— Дуралей вы, Миша. Молодой еще, совсем новенький дуралей, — ласково отозвался Травкин, и Мишка ни капельки не обиделся, а только улыбнулся.
Все пятеро чувствовали какую-то странную, впервые пришедшую к ним нежность друг к другу. Саньке вдруг захотелось погладить Мишку по голове. И он протянул руку и погладил. И никто не удивился, только сам Балашов вдруг сконфузился и легонько щелкнул Мишку в лоб.
— Ну, перекурили и хватит. Айда наверх, — сказал он.
Но никто не пошевелился. Никому не хотелось уходить.
И Филимонов вдруг подумал, что он один-единственный раз чувствовал такую же чистую нежность к другому человеку, но тот человек была женщина и было это давным-давно.

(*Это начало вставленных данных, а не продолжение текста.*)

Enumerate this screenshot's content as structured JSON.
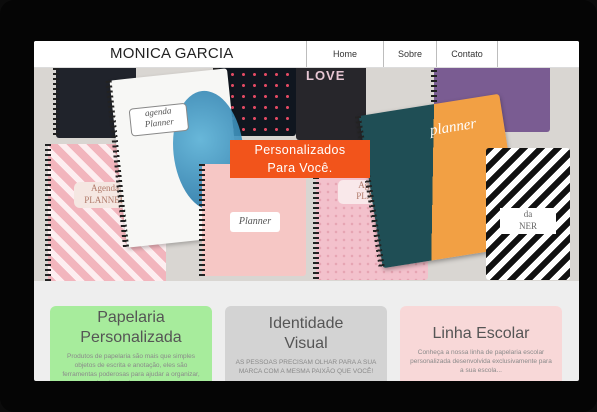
{
  "site": {
    "brand": "MONICA GARCIA"
  },
  "nav": {
    "items": [
      "Home",
      "Sobre",
      "Contato"
    ]
  },
  "hero": {
    "title_line1": "Personalizados",
    "title_line2": "Para Você.",
    "notebook_labels": {
      "agenda_top": "agenda",
      "planner_top": "Planner",
      "planner_pink": "Planner",
      "planner_dark": "planner",
      "agenda_left": "Agenda",
      "planner_left": "PLANNER",
      "love": "LOVE",
      "agen_mid": "Agen",
      "plan_mid": "PLAN",
      "da_right": "da",
      "ner_right": "NER"
    }
  },
  "cards": [
    {
      "title": "Papelaria Personalizada",
      "text": "Produtos de papelaria são mais que simples objetos de escrita e anotação, eles são ferramentas poderosas para ajudar a organizar, inspirar e alcançar seus",
      "bg": "#a7ec9c"
    },
    {
      "title": "Identidade Visual",
      "text": "AS PESSOAS PRECISAM OLHAR PARA A SUA MARCA COM A MESMA PAIXÃO QUE VOCÊ!",
      "bg": "#d3d3d3"
    },
    {
      "title": "Linha Escolar",
      "text": "Conheça a nossa linha de papelaria escolar personalizada desenvolvida exclusivamente para a sua escola...",
      "bg": "#f8d8d8"
    }
  ],
  "colors": {
    "accent": "#f2541b",
    "background": "#eeeeee",
    "frame": "#050505"
  },
  "icons": {
    "chat": "chat-icon"
  }
}
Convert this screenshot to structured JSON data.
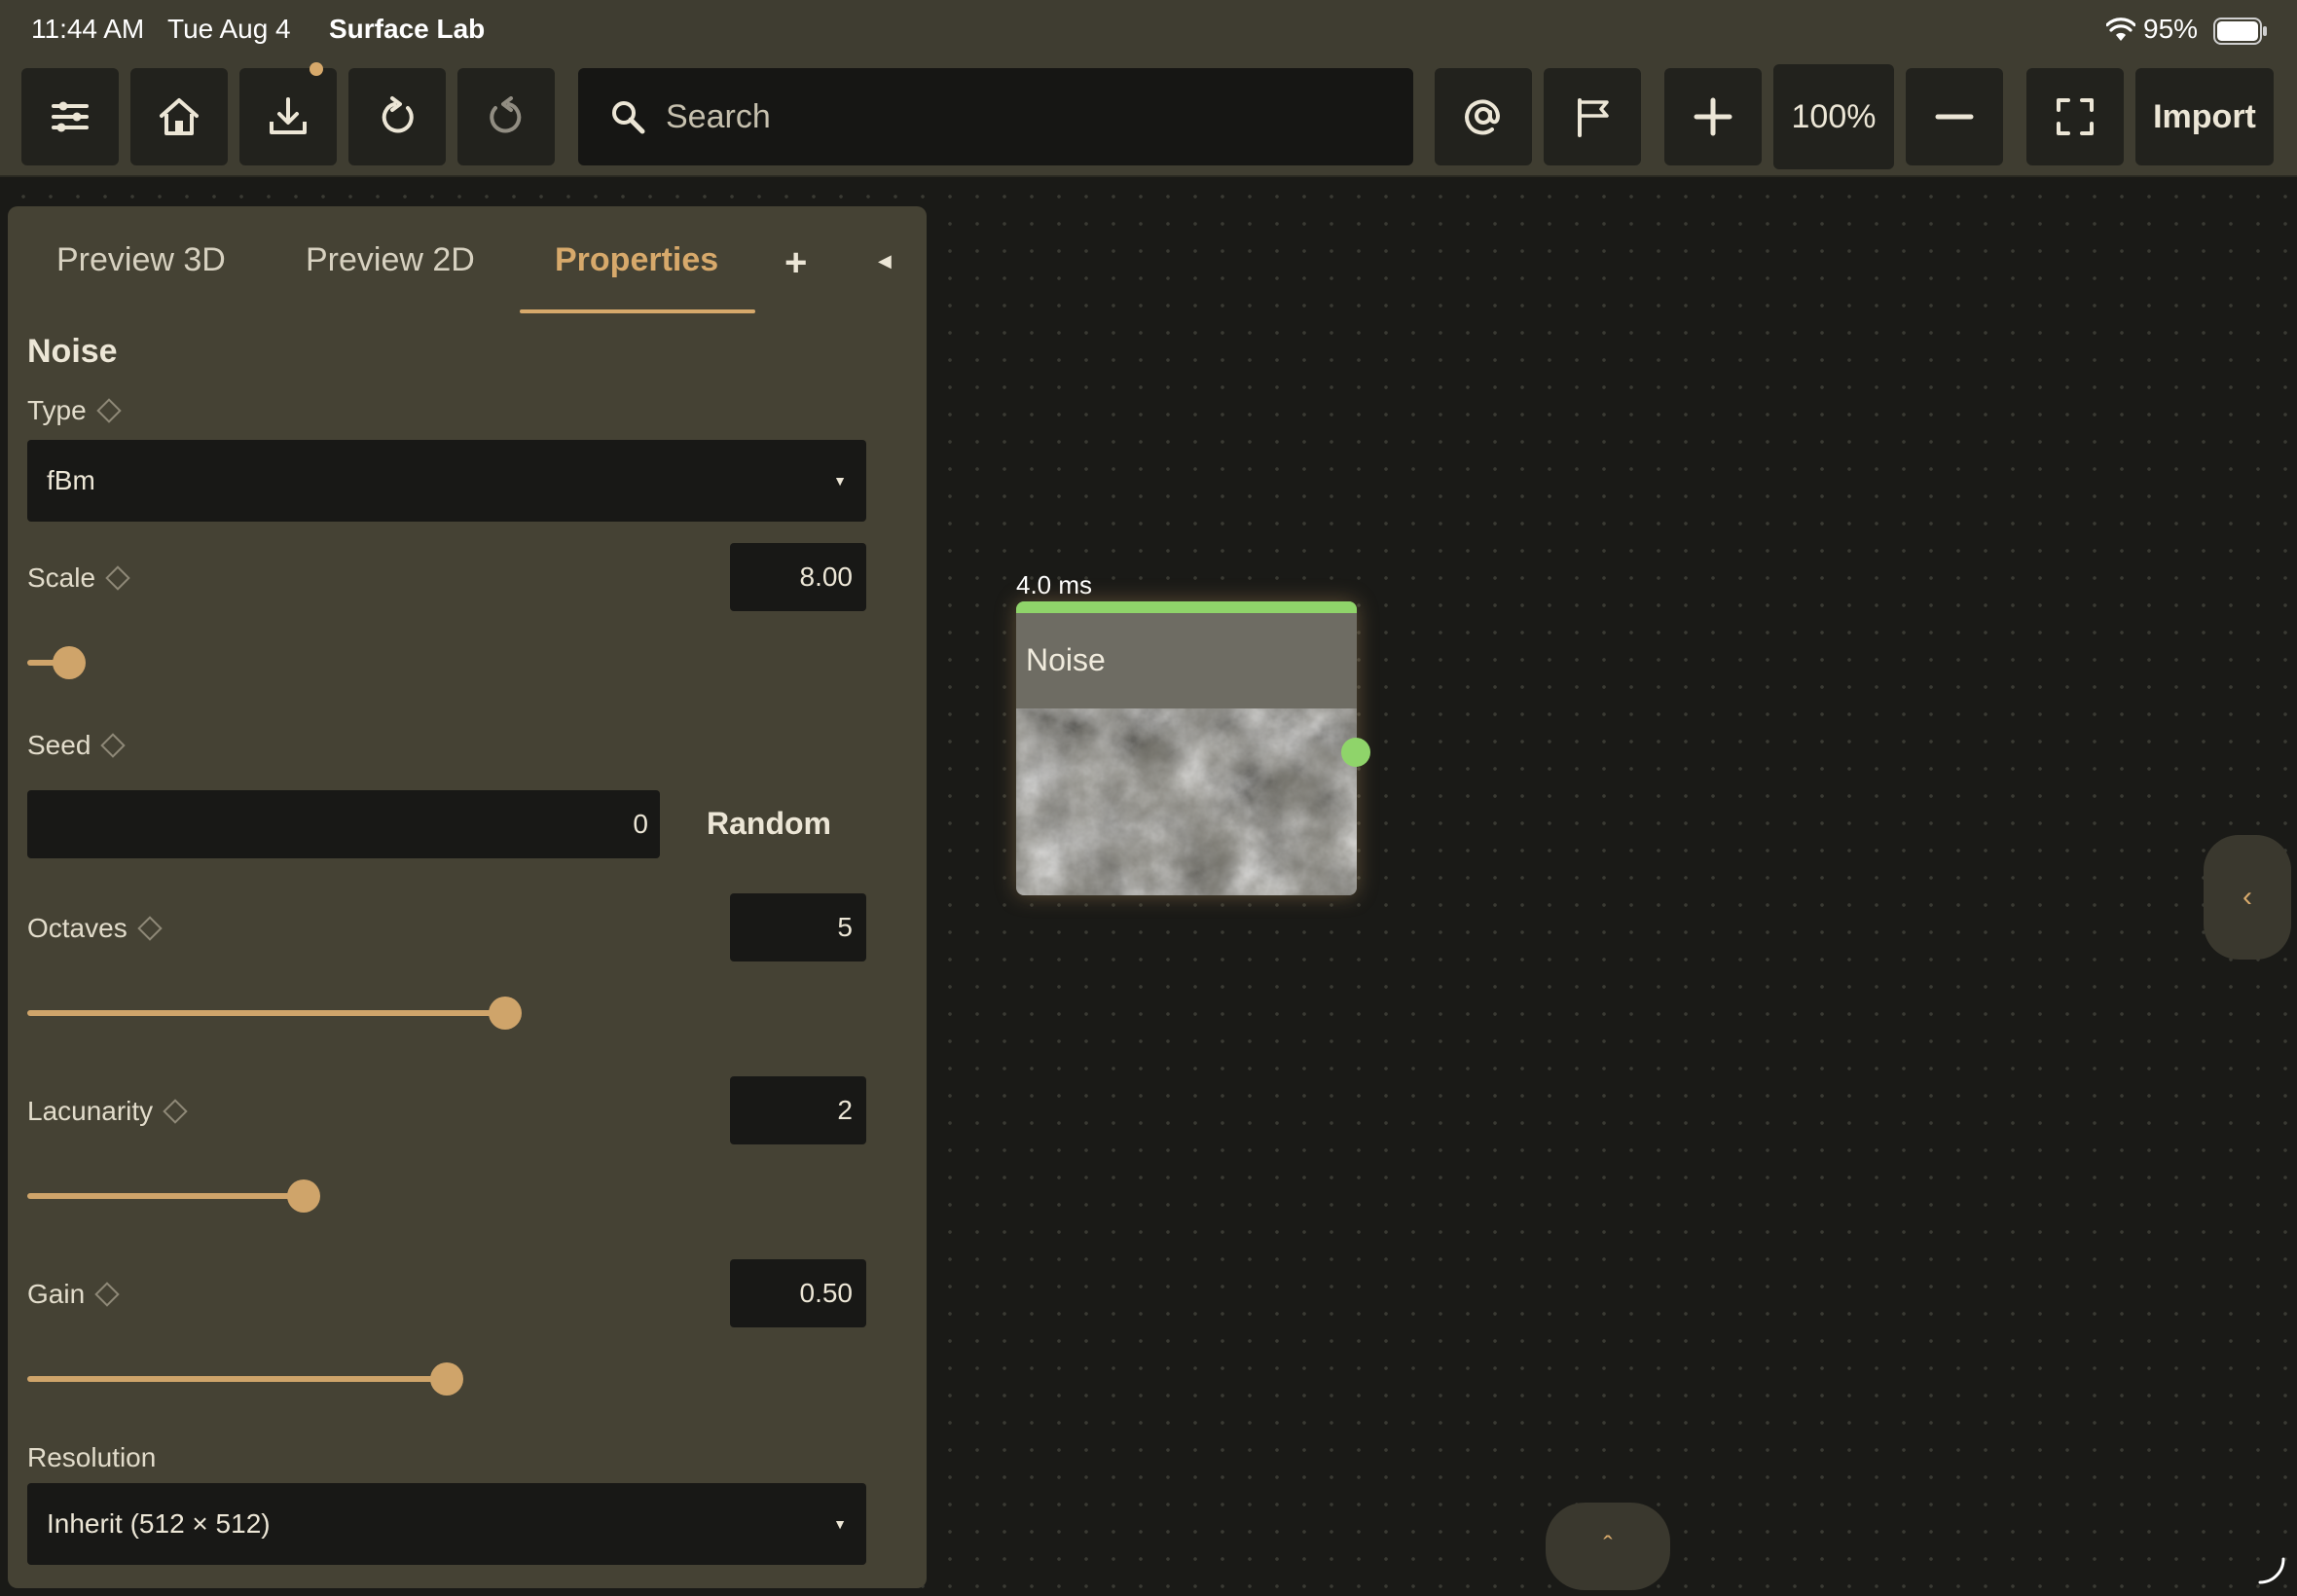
{
  "status_bar": {
    "time": "11:44 AM",
    "date": "Tue Aug 4",
    "app": "Surface Lab",
    "battery": "95%"
  },
  "toolbar": {
    "buttons": [
      "sliders-icon",
      "home-icon",
      "download-icon",
      "redo-icon",
      "undo-icon"
    ],
    "search_placeholder": "Search",
    "zoom": "100%",
    "import_label": "Import",
    "accent": "#d7a96b"
  },
  "panel": {
    "tabs": [
      {
        "label": "Preview 3D",
        "active": false
      },
      {
        "label": "Preview 2D",
        "active": false
      },
      {
        "label": "Properties",
        "active": true
      }
    ],
    "add_tab": "+",
    "node_title": "Noise",
    "type": {
      "label": "Type",
      "value": "fBm"
    },
    "scale": {
      "label": "Scale",
      "value": "8.00",
      "fraction": 0.05
    },
    "seed": {
      "label": "Seed",
      "value": "0",
      "random_label": "Random"
    },
    "octaves": {
      "label": "Octaves",
      "value": "5",
      "fraction": 0.57
    },
    "lacunarity": {
      "label": "Lacunarity",
      "value": "2",
      "fraction": 0.33
    },
    "gain": {
      "label": "Gain",
      "value": "0.50",
      "fraction": 0.5
    },
    "resolution": {
      "label": "Resolution",
      "value": "Inherit (512 × 512)"
    }
  },
  "node": {
    "timing": "4.0 ms",
    "name": "Noise",
    "status_color": "#8fd46a"
  }
}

Стояло тогда знойное, южнорусское лето, вокруг грохотала огромная стройка, а он, совсем еще молоденький парнишка, ходил одуревший от неожиданной, не осознанной еще им самим любви, ходил переполненный нежностью, и ему хотелось обнять всякого человека и всякому человеку на свете говорить только добрые и ласковые слова.
А потом случилось несчастье — дикая в своей нелепости смерть друга.
А после случилось второе несчастье, которое чуть не окончилось смертью его, Филимонова, живой души.
И как это вышло, он не понимал до сих пор, потому что он хотел тогда всем только доброго, а получилось зло не кому-нибудь, а самому его близкому, самому родному тогда человеку.
Дорога утопает в пухлой невесомой пыли. Если ступить на нее босыми ногами, текучая эта пыль мгновенно раздается и ноги почти не ощущают ее.
А за развилкой пыль висит в воздухе. Она не успевает оседать, потому что тупорылые МАЗы поминутно тревожат ее. Надсадно рыча, они грызут ухабистые километры, МАЗ за МАЗом, — упорные, мордастые, железные. Они возят бетон для котлована.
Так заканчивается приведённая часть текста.